Pero, fijándose en el enfoque, Delgado afirma lo siguiente:

«En la calle hay conflictos, contenedores, barricadas… Yo salgo a la calle y sigue estando ahí. Desde aquí mismo puede oírse su rumor. Lo demás es discurso. Otra cosa es que nos guste más o menos lo que hace la gente cuando sale a la calle, o el contenido político de lo que sucede. Pero yo casi me alegro de que los votantes del PP salgan a manifestarse: me da igual que no sean de los míos, lo importante es que descubran la importancia de salir a la calle».

Subyace en todo ello la idea de lo público. Una idea que hemos visto pervertir, prostituir en ciertas ordenanzas municipales, como las aprobadas en su ciudad, Barcelona, o más recientemente también en la mía, Palma. Fueron dos gobiernos de diferente signo político, pero cuyos fines parecen converger. Lo público como escaparate, como buffet, como prostituta. Lo público como Caballo de Troya para destruir lo público. Lo público como ajeno, aunque los tiempos hayan demostrado que puede habitarse la calle, utilizarla como medio.

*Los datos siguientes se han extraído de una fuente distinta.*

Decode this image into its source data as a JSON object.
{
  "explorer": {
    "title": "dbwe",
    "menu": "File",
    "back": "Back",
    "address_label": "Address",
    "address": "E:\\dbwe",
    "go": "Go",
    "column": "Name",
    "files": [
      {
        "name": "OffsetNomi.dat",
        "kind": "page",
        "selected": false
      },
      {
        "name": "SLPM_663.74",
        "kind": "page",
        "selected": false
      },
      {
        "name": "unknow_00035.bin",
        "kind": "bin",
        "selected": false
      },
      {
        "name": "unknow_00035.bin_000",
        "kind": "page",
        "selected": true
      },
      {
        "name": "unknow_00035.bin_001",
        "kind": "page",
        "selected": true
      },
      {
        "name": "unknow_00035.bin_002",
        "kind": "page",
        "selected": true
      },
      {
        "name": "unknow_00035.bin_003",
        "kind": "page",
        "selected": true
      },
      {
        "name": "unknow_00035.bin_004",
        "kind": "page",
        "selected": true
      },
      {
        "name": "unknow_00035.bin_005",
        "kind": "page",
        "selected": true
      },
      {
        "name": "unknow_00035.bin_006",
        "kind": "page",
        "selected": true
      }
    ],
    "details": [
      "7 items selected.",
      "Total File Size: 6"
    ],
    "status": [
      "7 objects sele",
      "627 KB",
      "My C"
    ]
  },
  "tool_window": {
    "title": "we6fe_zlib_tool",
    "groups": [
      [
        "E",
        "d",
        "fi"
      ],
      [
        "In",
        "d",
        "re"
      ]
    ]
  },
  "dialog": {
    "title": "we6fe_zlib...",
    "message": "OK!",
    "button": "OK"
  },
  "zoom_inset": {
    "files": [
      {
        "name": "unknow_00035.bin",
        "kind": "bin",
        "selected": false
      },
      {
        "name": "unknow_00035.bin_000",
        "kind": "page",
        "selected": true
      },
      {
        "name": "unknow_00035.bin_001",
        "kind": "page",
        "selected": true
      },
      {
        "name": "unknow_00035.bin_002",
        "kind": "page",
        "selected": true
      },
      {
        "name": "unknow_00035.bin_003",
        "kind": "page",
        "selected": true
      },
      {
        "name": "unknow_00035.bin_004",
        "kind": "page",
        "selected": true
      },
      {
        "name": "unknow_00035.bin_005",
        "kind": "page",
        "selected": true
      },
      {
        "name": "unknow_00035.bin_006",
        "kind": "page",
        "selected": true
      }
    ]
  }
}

Como si la frase de MacLuhan, «el medio es el mensaje», pudiera modificarse con «el escenario es el mensaje». ¿Recuerdan “Occupy Wall Street”? Yo recuerdo un escenario de Obama lleno de palés, mimetizado por el partido de las derechas en España.

Ya que he empezado con una frase con la que discrepo, me permitirán que cierre con una sentencia que suscribo totalmente.

«Es muy común valorar formalmente a las multitudes en función de si sus objetivos nos parecen adecuados o no, pero eso no es posible». Tal vez hubiera sido mejor empezar con esta frase.